A year ago, a friend I met in Bible study brought in a book on knitting pillows she had won from a raffle earlier in the week. She had been knitting for years and was explaining to me the ins-and-outs of how truthfully easy something like this was to knit. I did not believe her.
My own experience in the creative parts of life are as a cook and a writer. When I feel a tug to do something creative, or keep my hands busy, I generally open my pantry or Microsoft Word. Baking makes me happy, and writing is an invaluable medium for me. My handwriting still stinks to high heaven, though.
I explained to my friend, Terry, that I am not particularly crafty, but she was still willing to try what I thought was impossible: teach me to knit. My sister is the one who sews and makes things that are really impressive. The things I made, in my experience, were at the first-grade-toilet-paper-roll-craft level.
I have since discovered that this is not true, that actually I really like to craft. Some stuff I make even looks good. Most projects have a quirky, homemade quality, and I particularly enjoy making party decorations. But my friend, Terry, said that she could teach me. She was confident that knitting really is easy to learn, very relaxing, and fun.
I agreed, and she was right. Anyone can knit, even me.
We started by making simple swatches to learn both knit and purl, which are just opposites of each other and make up about 75% of the actions taken to actually knit something up.
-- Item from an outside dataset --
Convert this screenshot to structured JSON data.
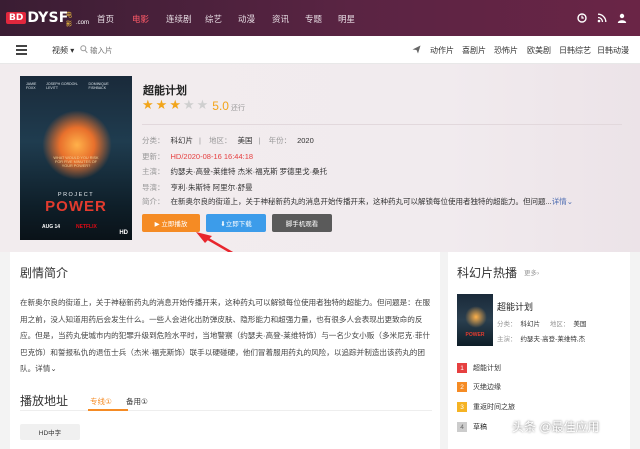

For a while I wondered how these two actions could take place side-by-side without canceling each other out, but it works.
Soon I was making really good-looking swatches, with no knots or holes or water stains (not that I would ever leave cold water alone for hours only to find the condensation would reach my project and warp the yarn.) Then, I graduated to the world’s longest scarf, because after practicing over and over, I had forgotten how to finish (called binding off). Then I made things for cute kids, like hats, and things with features I once thought really complicated, like cables.
It really is relaxing, too. There is something about the rhythm of knitting; it reminds me a bit like the praying the Rosary. While getting some nervous energy out by keeping your hands busy, you can really focus your mind and heart on much bigger things. I have found myself praying in the middle of a project many times, wondering why I hadn’t tried this method of prayer more often.
Overall, I recommend it. If you are looking for something new in the creative realm, try knitting. It is not just for older ladies, or for people with tons of free time. Many of the projects I have made held true to their quick-and-easy promise, and turned out nice for people of all ages. Some are even trendy (I am pretty sure a hundred years ago people were not knitting Kindle covers.)
But consider knitting not so much for the end result, though that is a nice bonus. In general, it is good to try something new every once in a while without worrying you might fail a couple times before succeeding. How you handle failure in small matters can shape how you handle it in big ones. For me, the perfect little thing to fail in—before happily succeeding—was knitting. And now, I have a wonderful new hobby.